Он заюлил, заерзал, ушел от ответа. Пробормотал что-то невнятное. Папа улыбнулся невесело, хотел что-то сказать, но раздумал, снял руки с Фединых плеч и ушел к себе в кабинет.
Не были ли эти руки на плечах, нелегкий голубой взгляд первым предупреждением? Нет, пожалуй, «еще нет»... Тогда все еще было в будущем, почти ничего — в прошлом. Это сейчас прошлое висит огромным мешком за плечами...

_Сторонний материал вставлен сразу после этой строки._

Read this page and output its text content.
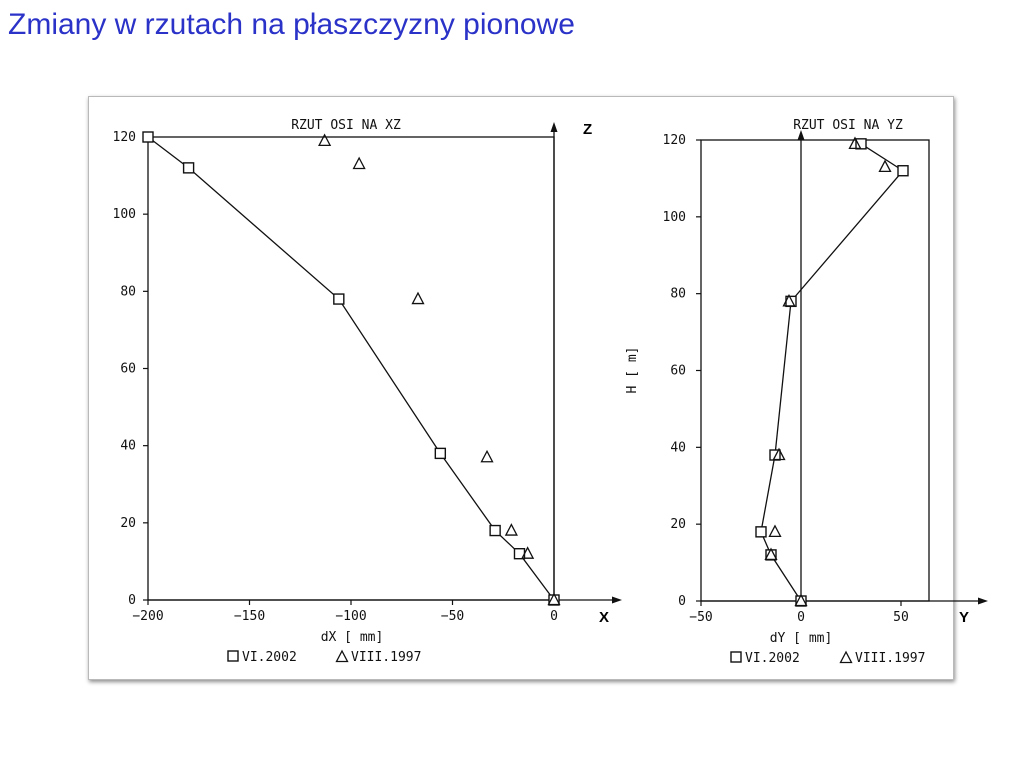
Zmiany w rzutach na płaszczyzny pionowe
Z
X	Y
−200	−150	−100	−50	0
0
20
40
60
80
100
120
RZUT OSI NA XZ
dX [ mm]
VI.2002	VIII.1997
−50	0	50
0
20
40
60
80
100
120
RZUT OSI NA YZ
dY [ mm]
H [ m]
VI.2002	VIII.1997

Надо еще и еще шарить в этом мешке. Отметить момент, когда «еще нет» стало «уже да». Думать дальше, вперед по ходу времени. Но он медлил, хитрил сам с собой. Даже думая о дальнейшем, нет-нет да и вернется назад, в раннее детство.
6
Побалую себя. Дача на берегу моря. Цветные стекла на веранде. От них пестрые узоры на вымытом добела полу.

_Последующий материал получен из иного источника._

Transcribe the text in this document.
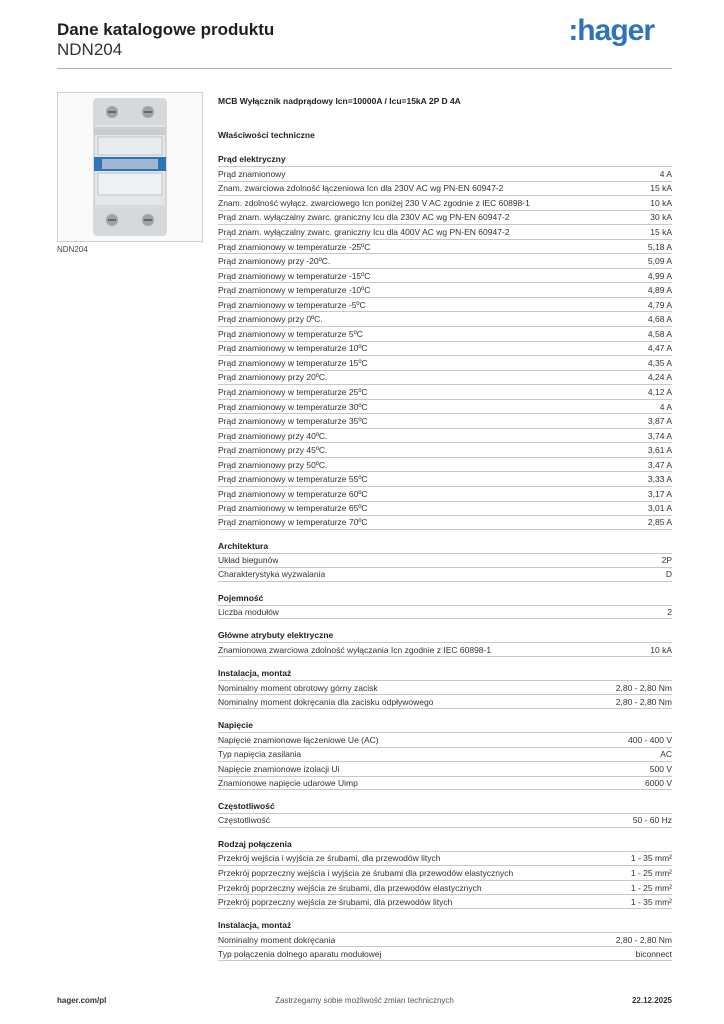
Dane katalogowe produktu
NDN204
:hager
NDN204
MCB Wyłącznik nadprądowy Icn=10000A / Icu=15kA 2P D 4A
Właściwości techniczne
Prąd elektryczny
Prąd znamionowy	4 A
Znam. zwarciowa zdolność łączeniowa Icn dla 230V AC wg PN-EN 60947-2	15 kA
Znam. zdolność wyłącz. zwarciowego Icn poniżej 230 V AC zgodnie z IEC 60898-1	10 kA
Prąd znam. wyłączalny zwarc. graniczny Icu dla 230V AC wg PN-EN 60947-2	30 kA
Prąd znam. wyłączalny zwarc. graniczny Icu dla 400V AC wg PN-EN 60947-2	15 kA
Prąd znamionowy w temperaturze -25ºC	5,18 A
Prąd znamionowy przy -20ºC.	5,09 A
Prąd znamionowy w temperaturze -15ºC	4,99 A
Prąd znamionowy w temperaturze -10ºC	4,89 A
Prąd znamionowy w temperaturze -5ºC	4,79 A
Prąd znamionowy przy 0ºC.	4,68 A
Prąd znamionowy w temperaturze 5ºC	4,58 A
Prąd znamionowy w temperaturze 10ºC	4,47 A
Prąd znamionowy w temperaturze 15ºC	4,35 A
Prąd znamionowy przy 20ºC.	4,24 A
Prąd znamionowy w temperaturze 25ºC	4,12 A
Prąd znamionowy w temperaturze 30ºC	4 A
Prąd znamionowy w temperaturze 35ºC	3,87 A
Prąd znamionowy przy 40ºC.	3,74 A
Prąd znamionowy przy 45ºC.	3,61 A
Prąd znamionowy przy 50ºC.	3,47 A
Prąd znamionowy w temperaturze 55ºC	3,33 A
Prąd znamionowy w temperaturze 60ºC	3,17 A
Prąd znamionowy w temperaturze 65ºC	3,01 A
Prąd znamionowy w temperaturze 70ºC	2,85 A
Architektura
Układ biegunów	2P
Charakterystyka wyzwalania	D
Pojemność
Liczba modułów	2
Główne atrybuty elektryczne
Znamionowa zwarciowa zdolność wyłączania Icn zgodnie z IEC 60898-1	10 kA
Instalacja, montaż
Nominalny moment obrotowy górny zacisk	2,80 - 2,80 Nm
Nominalny moment dokręcania dla zacisku odpływowego	2,80 - 2,80 Nm
Napięcie
Napięcie znamionowe łączeniowe Ue (AC)	400 - 400 V
Typ napięcia zasilania	AC
Napięcie znamionowe izolacji Ui	500 V
Znamionowe napięcie udarowe Uimp	6000 V
Częstotliwość
Częstotliwość	50 - 60 Hz
Rodzaj połączenia
Przekrój wejścia i wyjścia ze śrubami, dla przewodów litych	1 - 35 mm²
Przekrój poprzeczny wejścia i wyjścia ze śrubami dla przewodów elastycznych	1 - 25 mm²
Przekrój poprzeczny wejścia ze śrubami, dla przewodów elastycznych	1 - 25 mm²
Przekrój poprzeczny wejścia ze śrubami, dla przewodów litych	1 - 35 mm²
Instalacja, montaż
Nominalny moment dokręcania	2,80 - 2,80 Nm
Typ połączenia dolnego aparatu modułowej	biconnect
hager.com/pl	Zastrzegamy sobie możliwość zmian technicznych	22.12.2025
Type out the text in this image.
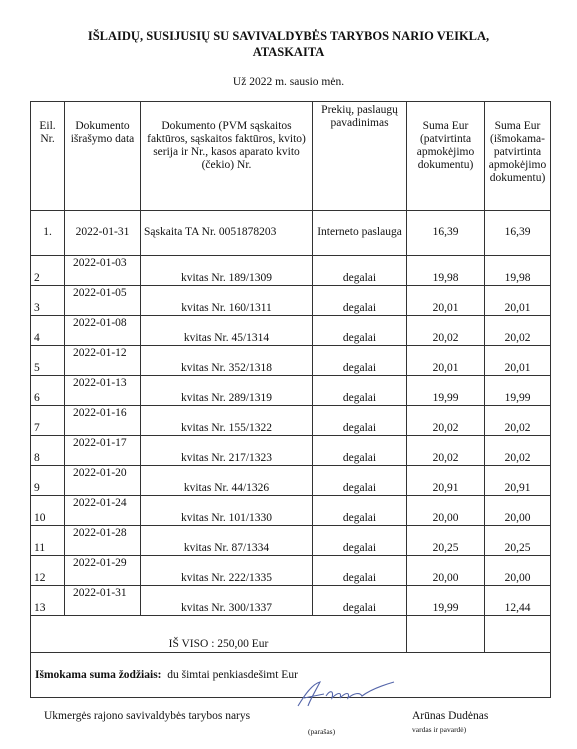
IŠLAIDŲ, SUSIJUSIŲ SU SAVIVALDYBĖS TARYBOS NARIO VEIKLA,
ATASKAITA
Už 2022 m. sausio mėn.
Eil. Nr.	Dokumento išrašymo data	Dokumento (PVM sąskaitos faktūros, sąskaitos faktūros, kvito) serija ir Nr., kasos aparato kvito (čekio) Nr.	Prekių, paslaugų pavadinimas	Suma Eur (patvirtinta apmokėjimo dokumentu)	Suma Eur (išmokama-patvirtinta apmokėjimo dokumentu)

1.	2022-01-31	Sąskaita TA Nr. 0051878203	Interneto paslauga	16,39	16,39

2	2022-01-03	kvitas Nr. 189/1309	degalai	19,98	19,98

3	2022-01-05	kvitas Nr. 160/1311	degalai	20,01	20,01

4	2022-01-08	kvitas Nr. 45/1314	degalai	20,02	20,02

5	2022-01-12	kvitas Nr. 352/1318	degalai	20,01	20,01

6	2022-01-13	kvitas Nr. 289/1319	degalai	19,99	19,99

7	2022-01-16	kvitas Nr. 155/1322	degalai	20,02	20,02

8	2022-01-17	kvitas Nr. 217/1323	degalai	20,02	20,02

9	2022-01-20	kvitas Nr. 44/1326	degalai	20,91	20,91

10	2022-01-24	kvitas Nr. 101/1330	degalai	20,00	20,00

11	2022-01-28	kvitas Nr. 87/1334	degalai	20,25	20,25

12	2022-01-29	kvitas Nr. 222/1335	degalai	20,00	20,00

13	2022-01-31	kvitas Nr. 300/1337	degalai	19,99	12,44

IŠ VISO : 250,00 Eur					

Išmokama suma žodžiais: du šimtai penkiasdešimt Eur					
Ukmergės rajono savivaldybės tarybos narys
(parašas)
Arūnas Dudėnas
vardas ir pavardė)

Посреди клумбы — радужно лучащийся большой шар (в то время — обычное украшение дачных участков). Где теперь этот шар? Кто и когда его разбил? А ведь разбили же непременно. Не мог же он остаться в целости с тех пор — хрупкий, стеклянный. Любил наблюдать в шаре свое отражение, перевернутое вверх ногами.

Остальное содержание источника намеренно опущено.